In previous study, Pan reported that subjects with breast cancer highly expressing CUEDC2 had a dramatically weaker responsiveness to tamoxifen treatment and a greater likelihood of relapse. For the subjects who received tamoxifen, those with tumors that highly expressed CUEDC2 showed significantly poorer DFS and OS than those with low CUEDC2 expression 22. Our result is consistent with their findings. Thus, CUEDC2 might be a novel marker for predicting likely relapse in ovarian serous carcinoma patients. However, multivariate survival analysis showed CUEDC2 was not an independent predictor of poor disease-free survival of patients undergoing curative resection. The reasons for this result may be related with the insufficient follow-up data, 27 samples were lost due to various reasons in the study.
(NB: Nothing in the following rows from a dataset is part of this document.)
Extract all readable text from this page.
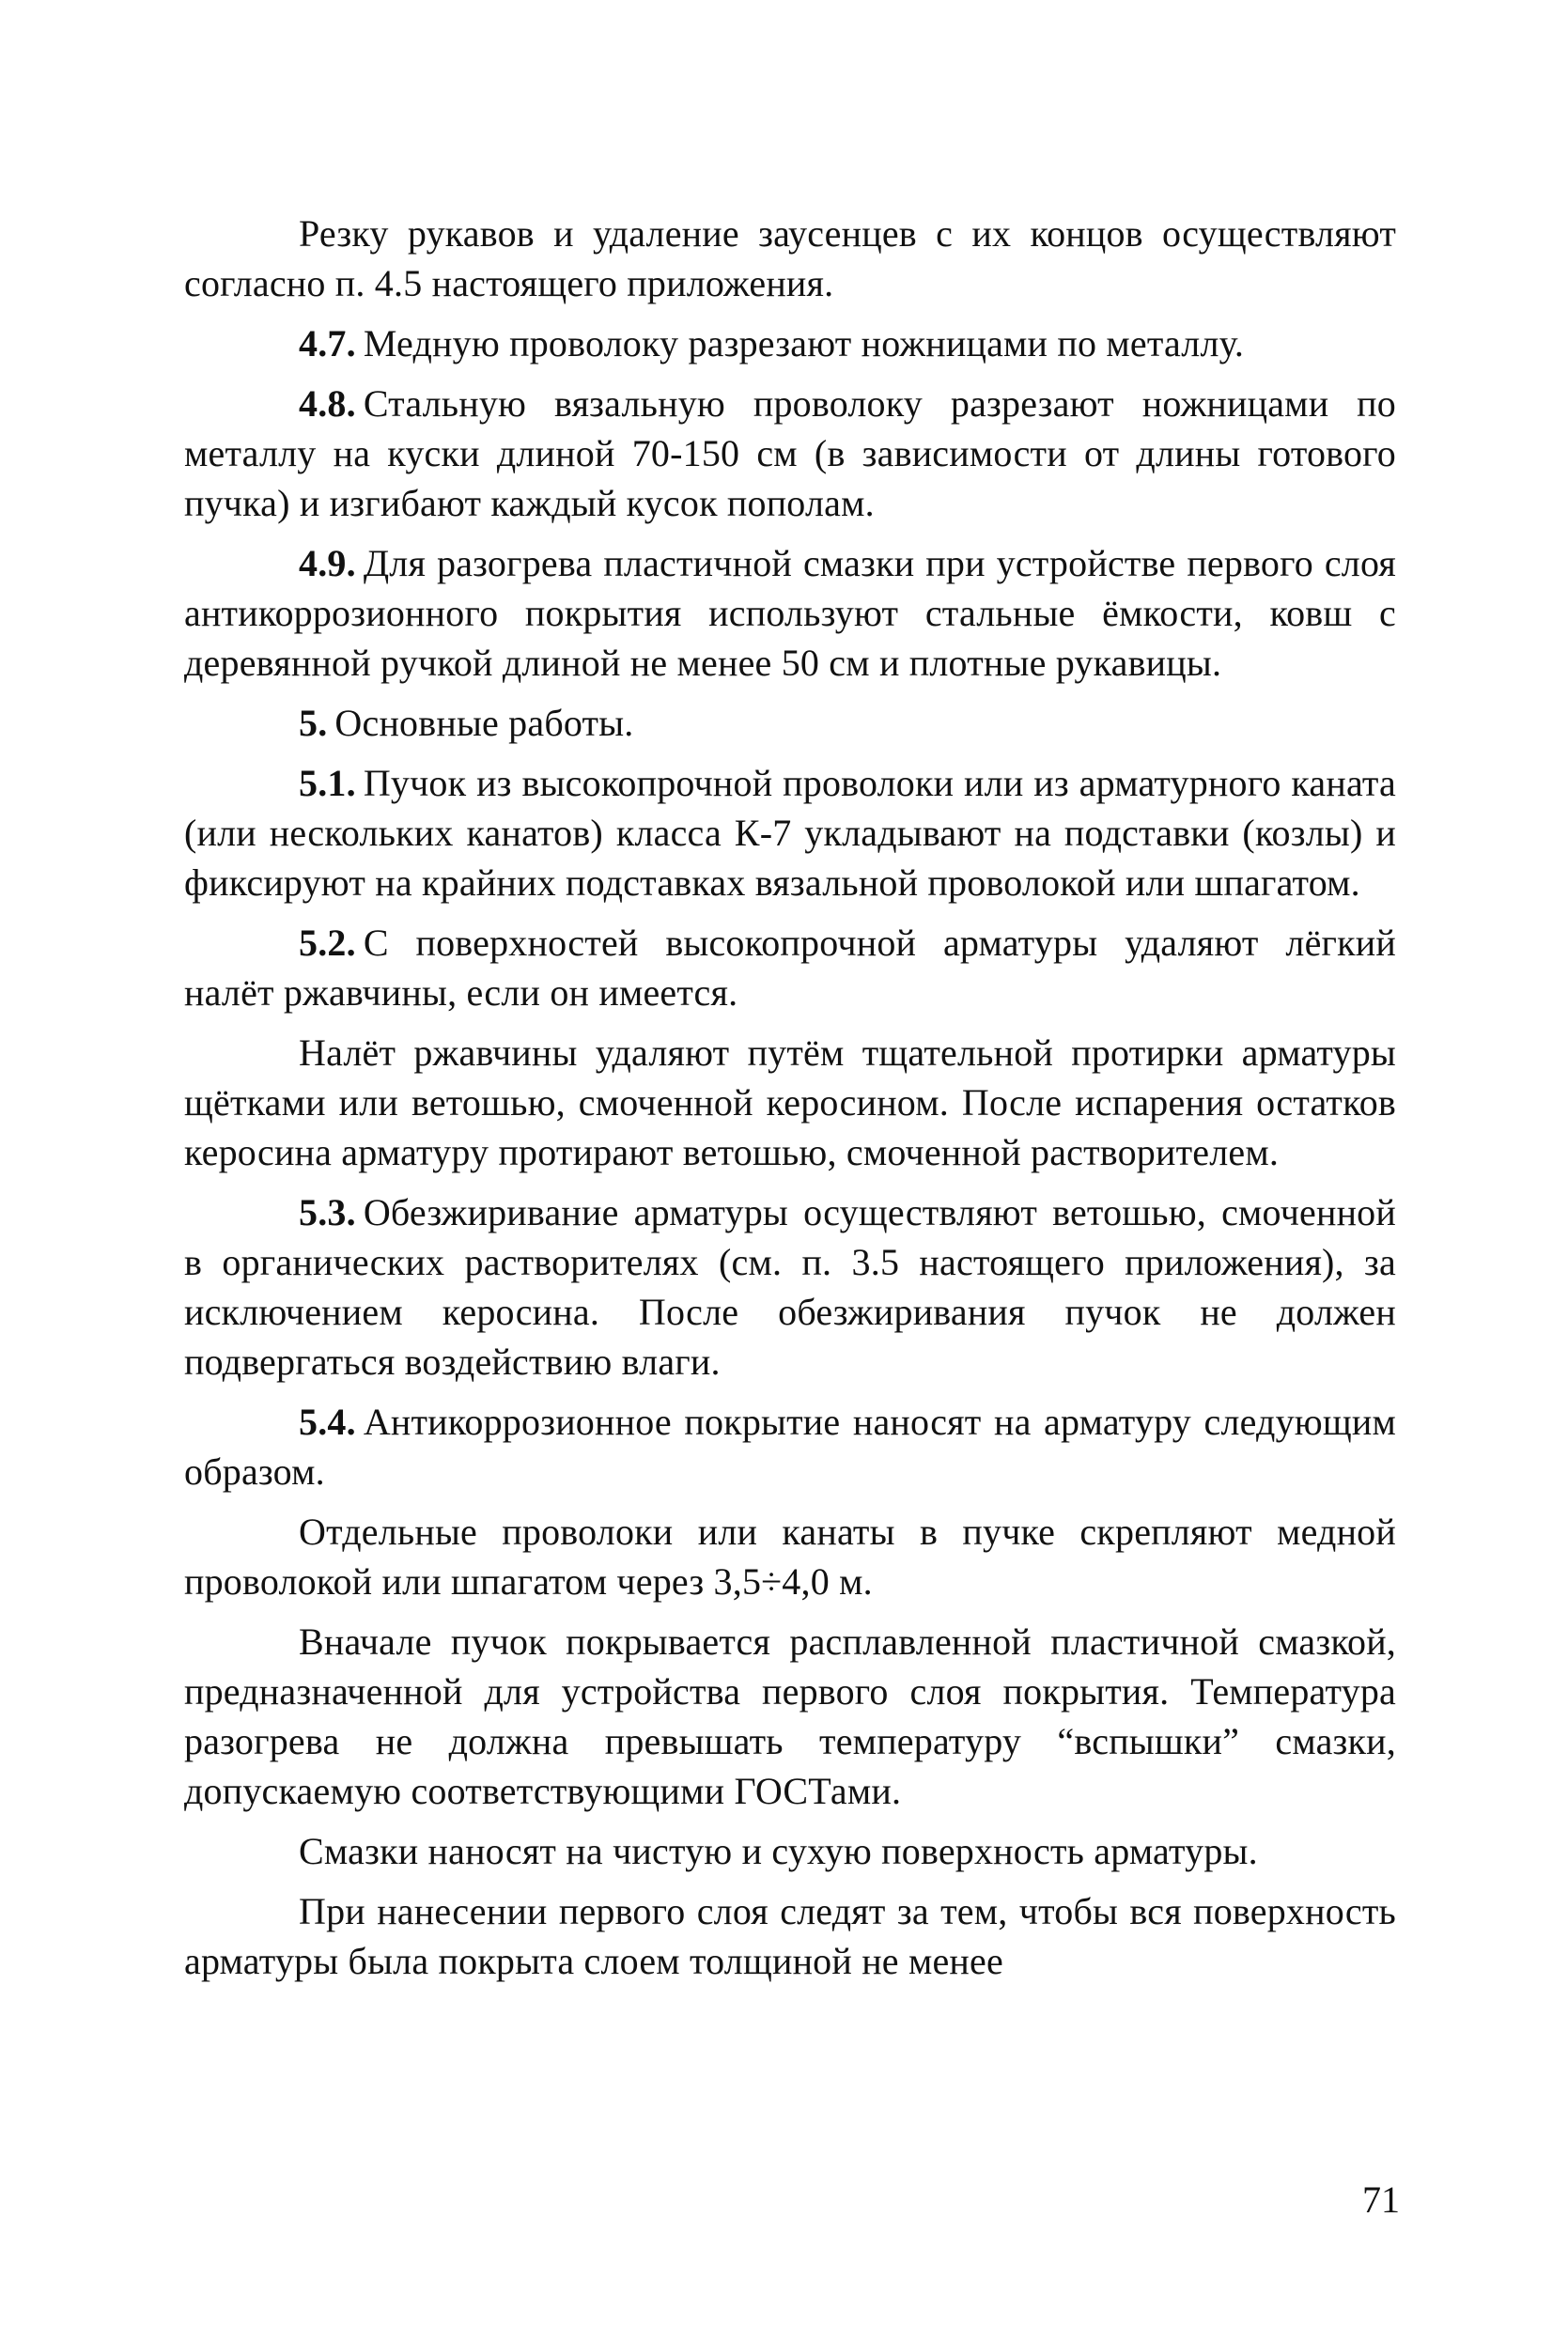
Резку рукавов и удаление заусенцев с их концов осуществляют согласно п. 4.5 настоящего приложения.

4.7. Медную проволоку разрезают ножницами по металлу.

4.8. Стальную вязальную проволоку разрезают ножницами по металлу на куски длиной 70-150 см (в зависимости от длины готового пучка) и изгибают каждый кусок пополам.

4.9. Для разогрева пластичной смазки при устройстве первого слоя антикоррозионного покрытия используют стальные ёмкости, ковш с деревянной ручкой длиной не менее 50 см и плотные рукавицы.

5. Основные работы.

5.1. Пучок из высокопрочной проволоки или из арматурного каната (или нескольких канатов) класса К-7 укладывают на подставки (козлы) и фиксируют на крайних подставках вязальной проволокой или шпагатом.

5.2. С поверхностей высокопрочной арматуры удаляют лёгкий налёт ржавчины, если он имеется.

Налёт ржавчины удаляют путём тщательной протирки арматуры щётками или ветошью, смоченной керосином. После испарения остатков керосина арматуру протирают ветошью, смоченной растворителем.

5.3. Обезжиривание арматуры осуществляют ветошью, смоченной в органических растворителях (см. п. 3.5 настоящего приложения), за исключением керосина. После обезжиривания пучок не должен подвергаться воздействию влаги.

5.4. Антикоррозионное покрытие наносят на арматуру следующим образом.

Отдельные проволоки или канаты в пучке скрепляют медной проволокой или шпагатом через 3,5÷4,0 м.

Вначале пучок покрывается расплавленной пластичной смазкой, предназначенной для устройства первого слоя покрытия. Температура разогрева не должна превышать температуру “вспышки” смазки, допускаемую соответствующими ГОСТами.

Смазки наносят на чистую и сухую поверхность арматуры.

При нанесении первого слоя следят за тем, чтобы вся поверхность арматуры была покрыта слоем толщиной не менее

71
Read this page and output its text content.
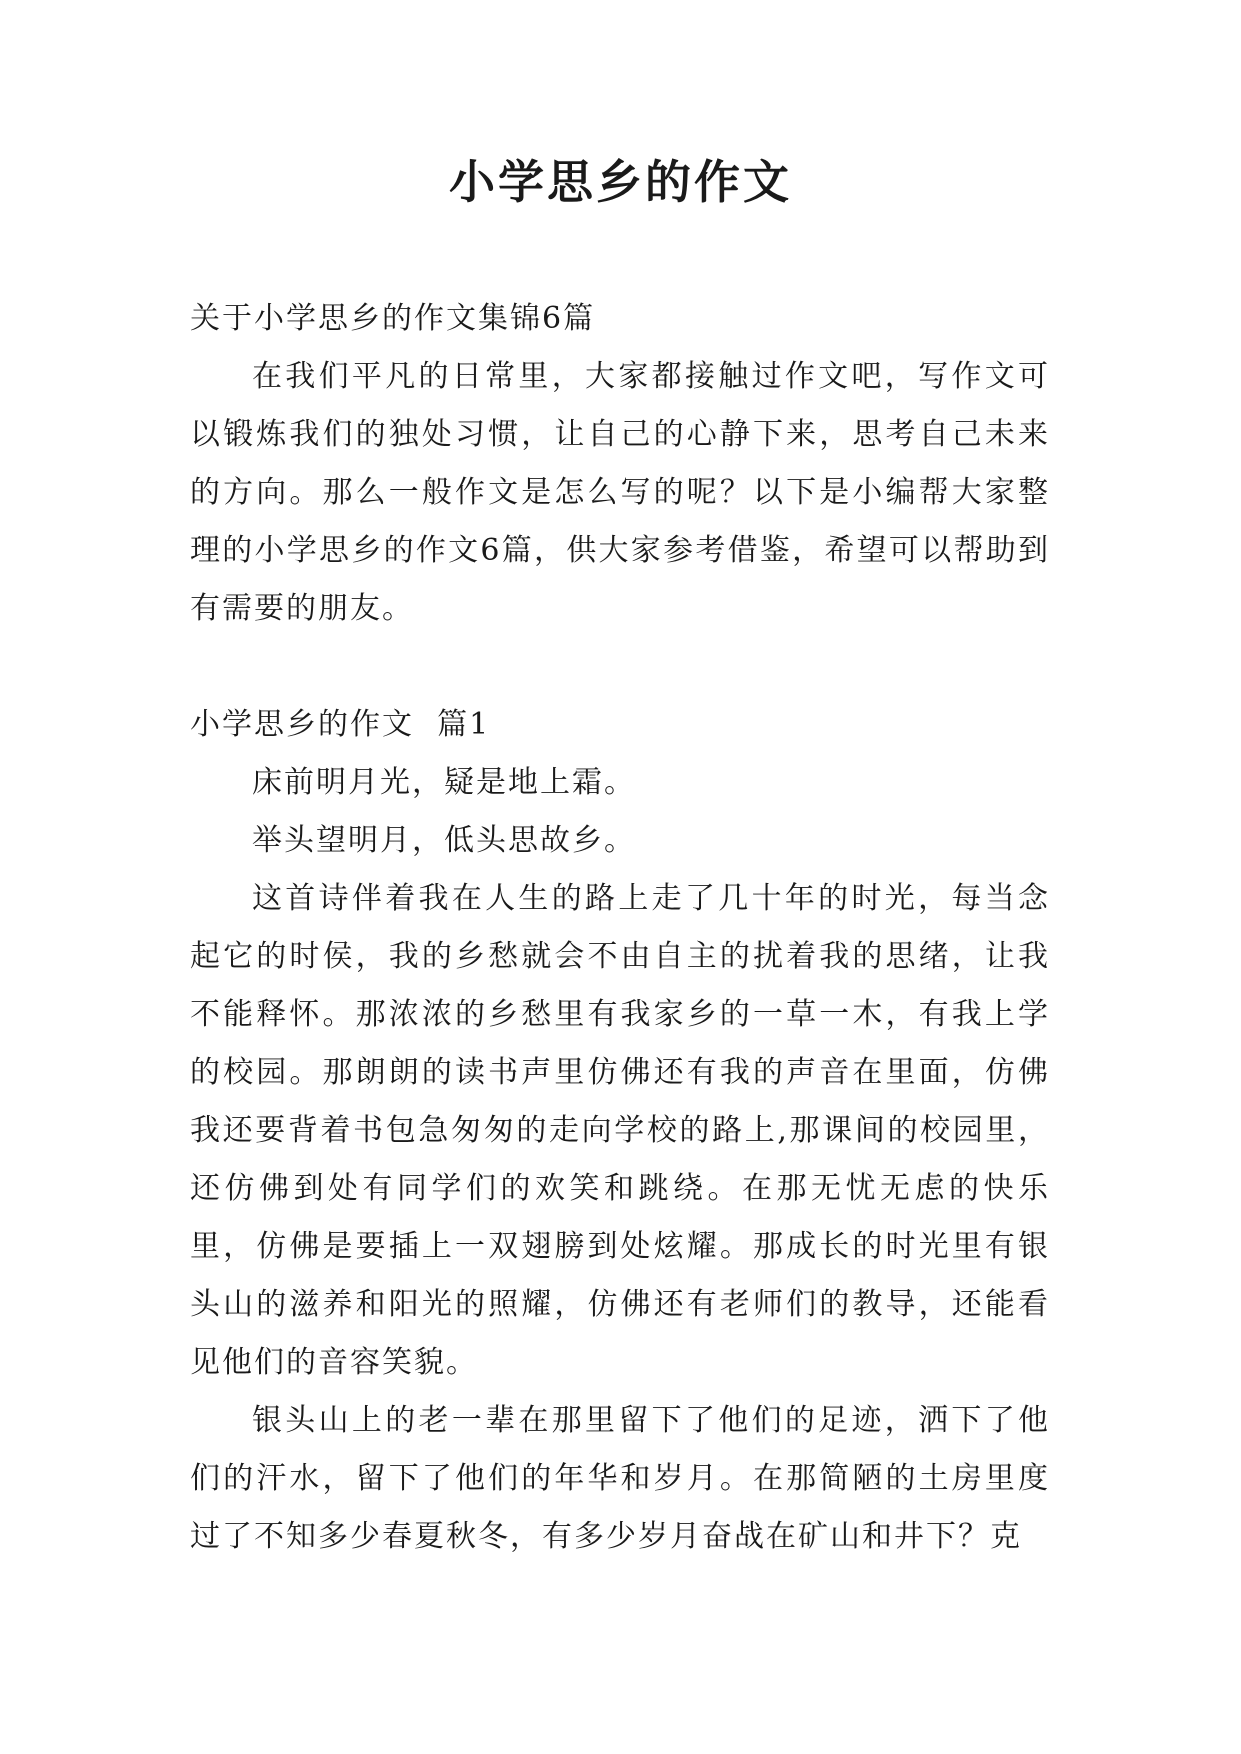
小学思乡的作文

关于小学思乡的作文集锦6篇

在我们平凡的日常里，大家都接触过作文吧，写作文可以锻炼我们的独处习惯，让自己的心静下来，思考自己未来的方向。那么一般作文是怎么写的呢？以下是小编帮大家整理的小学思乡的作文6篇，供大家参考借鉴，希望可以帮助到有需要的朋友。

小学思乡的作文  篇1

床前明月光，疑是地上霜。

举头望明月，低头思故乡。

这首诗伴着我在人生的路上走了几十年的时光，每当念起它的时侯，我的乡愁就会不由自主的扰着我的思绪，让我不能释怀。那浓浓的乡愁里有我家乡的一草一木，有我上学的校园。那朗朗的读书声里仿佛还有我的声音在里面，仿佛我还要背着书包急匆匆的走向学校的路上,那课间的校园里，还仿佛到处有同学们的欢笑和跳绕。在那无忧无虑的快乐里，仿佛是要插上一双翅膀到处炫耀。那成长的时光里有银头山的滋养和阳光的照耀，仿佛还有老师们的教导，还能看见他们的音容笑貌。

银头山上的老一辈在那里留下了他们的足迹，洒下了他们的汗水，留下了他们的年华和岁月。在那简陋的土房里度过了不知多少春夏秋冬，有多少岁月奋战在矿山和井下？克
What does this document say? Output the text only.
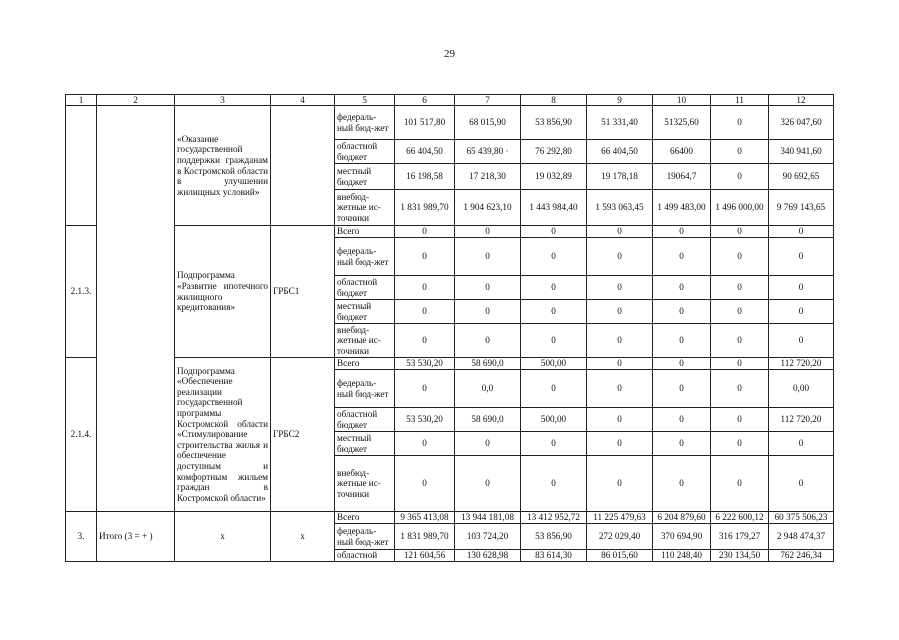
29
1	2	3	4	5	6	7	8	9	10	11	12
		«Оказание государственной поддержки гражданам в Костромской области в улучшении жилищных условий»		федераль-ный бюд-жет	101 517,80	68 015,90	53 856,90	51 331,40	51325,60	0	326 047,60
				областной бюджет	66 404,50	65 439,80 ·	76 292,80	66 404,50	66400	0	340 941,60
				местный бюджет	16 198,58	17 218,30	19 032,89	19 178,18	19064,7	0	90 692,65
				внебюд-жетные ис-точники	1 831 989,70	1 904 623,10	1 443 984,40	1 593 063,45	1 499 483,00	1 496 000,00	9 769 143,65
2.1.3.		Подпрограмма «Развитие ипотечного жилищного кредитования»	ГРБС1	Всего	0	0	0	0	0	0	0
				федераль-ный бюд-жет	0	0	0	0	0	0	0
				областной бюджет	0	0	0	0	0	0	0
				местный бюджет	0	0	0	0	0	0	0
				внебюд-жетные ис-точники	0	0	0	0	0	0	0
2.1.4.		Подпрограмма «Обеспечение реализации государственной программы Костромской области «Стимулирование строительства жилья и обеспечение доступным и комфортным жильем граждан в Костромской области»	ГРБС2	Всего	53 530,20	58 690,0	500,00	0	0	0	112 720,20
				федераль-ный бюд-жет	0	0,0	0	0	0	0	0,00
				областной бюджет	53 530,20	58 690,0	500,00	0	0	0	112 720,20
				местный бюджет	0	0	0	0	0	0	0
				внебюд-жетные ис-точники	0	0	0	0	0	0	0
3.	Итого (3 = + )	х	х	Всего	9 365 413,08	13 944 181,08	13 412 952,72	11 225 479,63	6 204 879,60	6 222 600,12	60 375 506,23
				федераль-ный бюд-жет	1 831 989,70	103 724,20	53 856,90	272 029,40	370 694,90	316 179,27	2 948 474,37
				областной	121 604,56	130 628,98	83 614,30	86 015,60	110 248,40	230 134,50	762 246,34
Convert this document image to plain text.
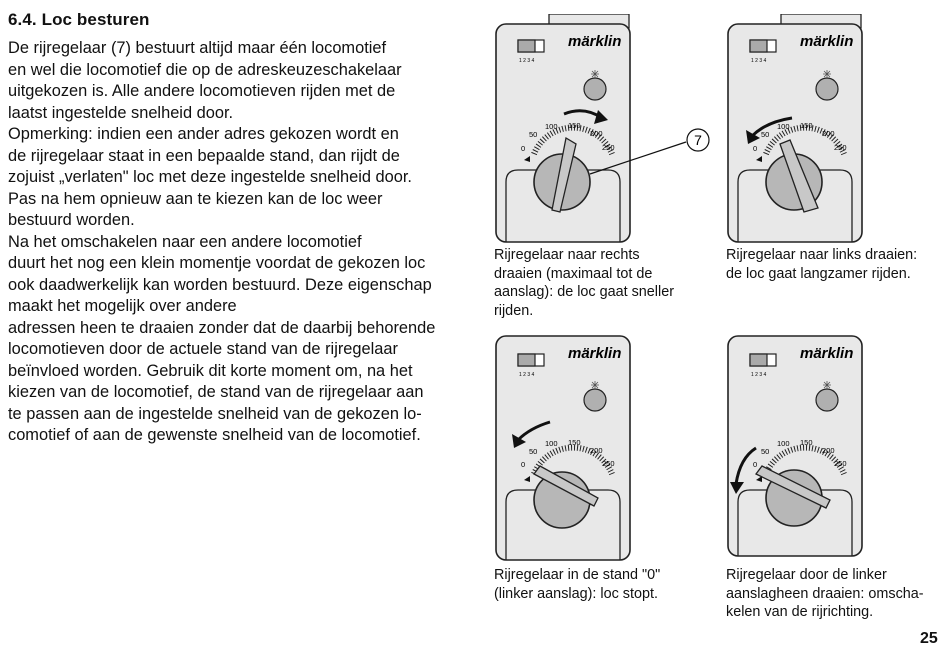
6.4. Loc besturen

De rijregelaar (7) bestuurt altijd maar één locomotief

en wel die locomotief die op de adreskeuzeschakelaar

uitgekozen is. Alle andere locomotieven rijden met de

laatst ingestelde snelheid door.

Opmerking: indien een ander adres gekozen wordt en

de rijregelaar staat in een bepaalde stand, dan rijdt de

zojuist „verlaten" loc met deze ingestelde snelheid door.

Pas na hem opnieuw aan te kiezen kan de loc weer

bestuurd worden.

Na het omschakelen naar een andere locomotief

duurt het nog een klein momentje voordat de gekozen loc

ook daadwerkelijk kan worden bestuurd. Deze eigenschap

maakt het mogelijk over andere

adressen heen te draaien zonder dat de daarbij behorende

locomotieven door de actuele stand van de rijregelaar

beïnvloed worden. Gebruik dit korte moment om, na het

kiezen van de locomotief, de stand van de rijregelaar aan

te passen aan de ingestelde snelheid van de gekozen lo-

comotief of aan de gewenste snelheid van de locomotief.

märklin
1 2 3 4
0
50
100 150
200
250	7
märklin
1 2 3 4
0
50
100 150
200
250
märklin
1 2 3 4
0
50
100 150
200
250
märklin
1 2 3 4
0
50
100 150
200
250
Rijregelaar naar rechts
draaien (maximaal tot de
aanslag): de loc gaat sneller
rijden.
Rijregelaar naar links draaien:
de loc gaat langzamer rijden.
Rijregelaar in de stand "0"
(linker aanslag): loc stopt.
Rijregelaar door de linker
aanslagheen draaien: omscha-
kelen van de rijrichting.
25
There was strong epidemiological evidence that etiology, pathogenesis, and progression of ovarian cancers were greatly dependent on the activity of estrogens 23. Studies provided some evidence that the chance of a clinical response to therapy was directly related to ER expression of ovarian cancer tissues 24. Studies found that CUEDC2 bound both the progesterone receptor (PR) and ERα, resulted in degradation of these receptors and reduction of ligand activated gene transcription 25-26. CUEDC2 may be a potential biomarker for endocrine therapy of ovarian serous carcinomas. The focus of our next study will be analysis of the relationship among CUEDC2, ER, PR and p53.

In summary, the current study is a pilot assessment. We reported here for the first time that CUEDC2 expression was seen in 59.4% of serous ovarian carcinoma and was correlated with histological grade, FIGO stage and recurrence. It is indicted that CUEDC2 might be a promising biomarker to evaluate the progression of serous ovarian carcinoma and to predict likely relapse of ovarian serous carcinomas.